Both tax provisions are important to dentists, and the ADA is the lone health professional organization signing the letter. Other signers represent business and industrial interests and all 77 said they “strongly support extending 100 percent bonus depreciation and the increased Internal Revenue Code Section 179 expensing levels.”

Under the bonus depreciation law, businesses of all sizes can write off 100 percent of the cost of such new capital assets as dental or medical equipment or machinery purchased and placed in service in 2011. Under Sec. 179, small companies can expense used as well as new equipment purchases up to $500,000 provided that total 2011 purchases do not exceed $2 million. On Jan. 1, 2012, the depreciation bonus will fall to 50 percent and the Sec. 179 expensing level will fall to $125,000 with a $500,000 phase out cap.

“These historic capital investment incentives, which enjoy bipartisan support, have had a positive impact and incentivized business purchasing and job creation,” said the letter addressed to House Speaker John Boehner and Democratic Leader Nancy Pelosi and Senate Majority Leader Harry Reid and Republican Leader Mitch McConnell. “However, due to continuing economic uncertainty and slow recovery in certain sections (e.g. construction), many businesses have not been able to take advantage of these laws.”
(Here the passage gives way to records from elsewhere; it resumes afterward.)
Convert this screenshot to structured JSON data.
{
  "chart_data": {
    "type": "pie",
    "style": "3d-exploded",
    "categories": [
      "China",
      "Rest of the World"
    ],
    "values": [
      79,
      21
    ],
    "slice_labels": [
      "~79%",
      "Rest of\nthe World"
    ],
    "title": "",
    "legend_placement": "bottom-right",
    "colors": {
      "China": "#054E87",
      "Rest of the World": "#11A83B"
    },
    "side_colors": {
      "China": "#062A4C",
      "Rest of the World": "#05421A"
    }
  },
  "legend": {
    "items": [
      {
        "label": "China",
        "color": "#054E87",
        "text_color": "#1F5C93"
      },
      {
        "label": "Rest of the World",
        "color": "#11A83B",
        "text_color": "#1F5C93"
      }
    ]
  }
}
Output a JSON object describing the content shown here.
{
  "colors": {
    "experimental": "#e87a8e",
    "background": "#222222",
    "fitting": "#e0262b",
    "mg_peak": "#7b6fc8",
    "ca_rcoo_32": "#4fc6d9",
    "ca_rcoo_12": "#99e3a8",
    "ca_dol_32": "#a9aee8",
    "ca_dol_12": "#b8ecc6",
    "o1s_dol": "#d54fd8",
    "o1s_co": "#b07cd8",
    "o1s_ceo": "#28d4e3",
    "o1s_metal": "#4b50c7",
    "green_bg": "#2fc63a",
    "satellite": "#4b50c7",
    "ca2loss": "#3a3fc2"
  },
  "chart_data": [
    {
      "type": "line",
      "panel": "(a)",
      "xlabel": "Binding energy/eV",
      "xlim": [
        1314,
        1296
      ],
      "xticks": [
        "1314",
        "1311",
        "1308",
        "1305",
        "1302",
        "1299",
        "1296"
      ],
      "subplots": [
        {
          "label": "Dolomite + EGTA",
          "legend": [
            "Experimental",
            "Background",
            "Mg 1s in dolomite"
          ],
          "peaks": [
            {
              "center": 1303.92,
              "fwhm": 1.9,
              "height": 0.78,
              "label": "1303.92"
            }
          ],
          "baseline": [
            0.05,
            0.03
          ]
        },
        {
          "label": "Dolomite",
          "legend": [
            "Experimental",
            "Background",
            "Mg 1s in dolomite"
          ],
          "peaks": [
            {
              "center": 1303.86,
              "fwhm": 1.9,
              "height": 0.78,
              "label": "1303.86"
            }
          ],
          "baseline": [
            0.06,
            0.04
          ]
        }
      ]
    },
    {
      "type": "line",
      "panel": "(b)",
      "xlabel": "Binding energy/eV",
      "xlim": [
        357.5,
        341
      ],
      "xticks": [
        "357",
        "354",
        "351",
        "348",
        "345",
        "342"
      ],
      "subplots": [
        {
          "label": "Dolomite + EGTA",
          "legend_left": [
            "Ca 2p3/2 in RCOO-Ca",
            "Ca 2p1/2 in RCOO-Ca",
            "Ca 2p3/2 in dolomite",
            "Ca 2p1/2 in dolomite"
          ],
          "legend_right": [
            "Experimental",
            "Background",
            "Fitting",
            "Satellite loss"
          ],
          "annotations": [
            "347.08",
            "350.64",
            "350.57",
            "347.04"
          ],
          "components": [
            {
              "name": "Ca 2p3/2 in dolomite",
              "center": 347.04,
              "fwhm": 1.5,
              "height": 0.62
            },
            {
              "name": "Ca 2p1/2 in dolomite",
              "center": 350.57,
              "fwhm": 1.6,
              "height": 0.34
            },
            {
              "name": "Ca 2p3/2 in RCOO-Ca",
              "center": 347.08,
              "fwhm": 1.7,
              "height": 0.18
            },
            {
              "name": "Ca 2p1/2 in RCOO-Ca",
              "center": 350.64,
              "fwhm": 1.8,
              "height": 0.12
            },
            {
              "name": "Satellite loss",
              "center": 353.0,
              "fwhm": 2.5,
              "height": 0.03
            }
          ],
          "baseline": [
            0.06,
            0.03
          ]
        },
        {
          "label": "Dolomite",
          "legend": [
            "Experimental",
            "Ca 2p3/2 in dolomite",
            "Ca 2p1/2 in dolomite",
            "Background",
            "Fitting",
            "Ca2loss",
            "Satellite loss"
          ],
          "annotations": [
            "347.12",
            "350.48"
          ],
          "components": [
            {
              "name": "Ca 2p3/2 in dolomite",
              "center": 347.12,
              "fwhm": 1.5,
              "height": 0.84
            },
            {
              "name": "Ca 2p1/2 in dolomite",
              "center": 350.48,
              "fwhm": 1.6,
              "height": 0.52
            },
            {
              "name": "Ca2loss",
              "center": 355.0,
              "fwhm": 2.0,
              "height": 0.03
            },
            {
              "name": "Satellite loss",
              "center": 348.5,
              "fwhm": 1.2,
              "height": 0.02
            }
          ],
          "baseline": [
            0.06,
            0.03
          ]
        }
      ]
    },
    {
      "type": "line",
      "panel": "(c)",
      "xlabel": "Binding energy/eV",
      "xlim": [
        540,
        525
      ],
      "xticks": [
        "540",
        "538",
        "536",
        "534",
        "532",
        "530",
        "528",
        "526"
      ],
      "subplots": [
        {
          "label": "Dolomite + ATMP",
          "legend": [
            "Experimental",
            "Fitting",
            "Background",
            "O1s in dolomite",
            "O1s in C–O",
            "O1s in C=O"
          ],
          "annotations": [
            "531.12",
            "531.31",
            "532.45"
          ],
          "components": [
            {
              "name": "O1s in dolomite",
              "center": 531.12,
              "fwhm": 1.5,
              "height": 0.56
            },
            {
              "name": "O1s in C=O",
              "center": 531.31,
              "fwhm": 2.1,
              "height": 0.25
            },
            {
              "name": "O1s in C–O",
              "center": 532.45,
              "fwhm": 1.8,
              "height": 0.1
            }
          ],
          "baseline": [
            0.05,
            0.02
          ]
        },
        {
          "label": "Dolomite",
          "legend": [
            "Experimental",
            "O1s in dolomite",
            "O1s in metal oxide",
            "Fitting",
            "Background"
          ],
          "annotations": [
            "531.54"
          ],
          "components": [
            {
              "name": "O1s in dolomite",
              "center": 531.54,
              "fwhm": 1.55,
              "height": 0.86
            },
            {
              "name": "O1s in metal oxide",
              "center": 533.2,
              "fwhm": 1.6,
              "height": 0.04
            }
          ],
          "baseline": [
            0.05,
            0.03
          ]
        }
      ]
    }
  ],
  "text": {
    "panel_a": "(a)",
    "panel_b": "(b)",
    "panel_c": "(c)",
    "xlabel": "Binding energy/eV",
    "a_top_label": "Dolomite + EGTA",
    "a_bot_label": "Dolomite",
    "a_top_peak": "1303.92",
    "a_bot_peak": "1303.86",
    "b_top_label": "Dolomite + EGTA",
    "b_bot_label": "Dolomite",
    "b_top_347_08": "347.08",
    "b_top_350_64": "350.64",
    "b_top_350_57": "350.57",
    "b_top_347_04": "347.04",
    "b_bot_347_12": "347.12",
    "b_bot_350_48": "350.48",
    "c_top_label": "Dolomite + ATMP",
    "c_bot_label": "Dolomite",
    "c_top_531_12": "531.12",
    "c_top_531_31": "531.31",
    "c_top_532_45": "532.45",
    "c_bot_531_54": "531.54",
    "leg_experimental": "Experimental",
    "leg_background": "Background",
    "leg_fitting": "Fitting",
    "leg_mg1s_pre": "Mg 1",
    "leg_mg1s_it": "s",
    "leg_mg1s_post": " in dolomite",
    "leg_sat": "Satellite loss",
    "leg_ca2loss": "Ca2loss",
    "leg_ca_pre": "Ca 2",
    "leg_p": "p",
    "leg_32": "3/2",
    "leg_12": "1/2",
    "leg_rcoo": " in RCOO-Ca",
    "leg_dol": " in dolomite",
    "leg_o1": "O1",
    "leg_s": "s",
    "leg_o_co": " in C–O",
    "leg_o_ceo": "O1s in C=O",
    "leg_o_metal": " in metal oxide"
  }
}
The letter also recommends depreciation bonus bill language “holding the tax incentive harmless from long-term accounting methods” and says Congress should allow companies eligible for bonus depreciation to instead claim a portion of their unused Alternative Minimum Tax (AMT) credits. “These enhancements will help ensure the greatest possible benefit to the most companies,” the letter said.

The sun sets Dec. 31 on various tax provisions and the Joint Select Committee on Deficit Reduction is considering tax-related recommendations. But Congress is not otherwise engaged in a comprehensive or substantive tax policy debate.